Why would somebody leave a full-time job to kayak around Ireland? ÉIBHIR MULQUEEN meets the person with the answer

CIRCUMNAVIGATING IRELAND in a small canoe-like craft might seem a dangerous and lonely occupation but for Dubliner Barry Coscoran, careful planning has made it an exhilarating and relatively safe one.

A 28-year-old who gave up his job with the Blood Transfusion Service Board, he is making the trip to raise funds for Women’s Aid and has completed about half of the 1,200-1,400 mile journey.

He left his home village of Portrane on June 11th, heading south, and is now crawling his way up the west coast in a kayak, resting up in Galway for a few days until the weather settles again.

Kayaking around Ireland has become an increasingly popular endeavour. Coscoran says four people have already done it this year but that does not make the undertaking any less hazardous. A treacherous coastline, unpredictable seas and sudden weather changes underline the need for training, careful daily planning and an exit plan when things start to go wrong.

He is also in no particular hurry, happy to pull in when conditions are not right.

“I had originally set aside three and a half months for it. I will stop off to enjoy it. It is also fantastic that I have been able to catch up with friends in different parts of the country.”

Before starting out each day, he radios the Coastguard on his portable VHF, giving his route and his estimated time of arrival.

“They are watching my progress as I am going up the coastline and they give me the odd tip as well, and if there is foul weather coming in, they let me know.

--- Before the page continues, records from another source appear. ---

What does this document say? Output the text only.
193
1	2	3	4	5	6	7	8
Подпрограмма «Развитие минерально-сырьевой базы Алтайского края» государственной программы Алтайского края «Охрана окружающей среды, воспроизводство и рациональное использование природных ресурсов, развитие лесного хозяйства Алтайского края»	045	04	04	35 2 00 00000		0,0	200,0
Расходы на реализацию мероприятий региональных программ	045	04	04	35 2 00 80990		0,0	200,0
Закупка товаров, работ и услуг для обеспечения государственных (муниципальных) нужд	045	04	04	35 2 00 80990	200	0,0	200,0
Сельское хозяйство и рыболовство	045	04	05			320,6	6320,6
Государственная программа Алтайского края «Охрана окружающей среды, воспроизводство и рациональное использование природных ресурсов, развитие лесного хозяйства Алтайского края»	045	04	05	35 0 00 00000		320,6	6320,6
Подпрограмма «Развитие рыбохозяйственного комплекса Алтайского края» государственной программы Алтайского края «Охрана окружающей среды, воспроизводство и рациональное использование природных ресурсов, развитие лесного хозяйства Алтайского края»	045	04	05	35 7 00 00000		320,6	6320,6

“It is reassuring that someone else knows where you are if something goes wrong.”

Navigating with sea charts, OS maps and a compass, Coscoran also carries a Sat Nav, providing him with an accurate fix of his location in emergencies.

He can cover up to 25 miles over seven hours in good conditions but sometimes progress might be as little as four miles.

Given the Irish summer, he has sometimes had to sleep in a damp sleeping bag. “Just over the last couple of days the tent has been soaking in the morning when I was packing it up and fairly wet each evening when I was putting it back up.”

After paddling sometimes for hours, the pattern has been that he scouts out a camping site, cooks his meal, settles down and repeats the cycle the next day.

He has also stayed in the homes of friends and has been surprised at the kindness of strangers.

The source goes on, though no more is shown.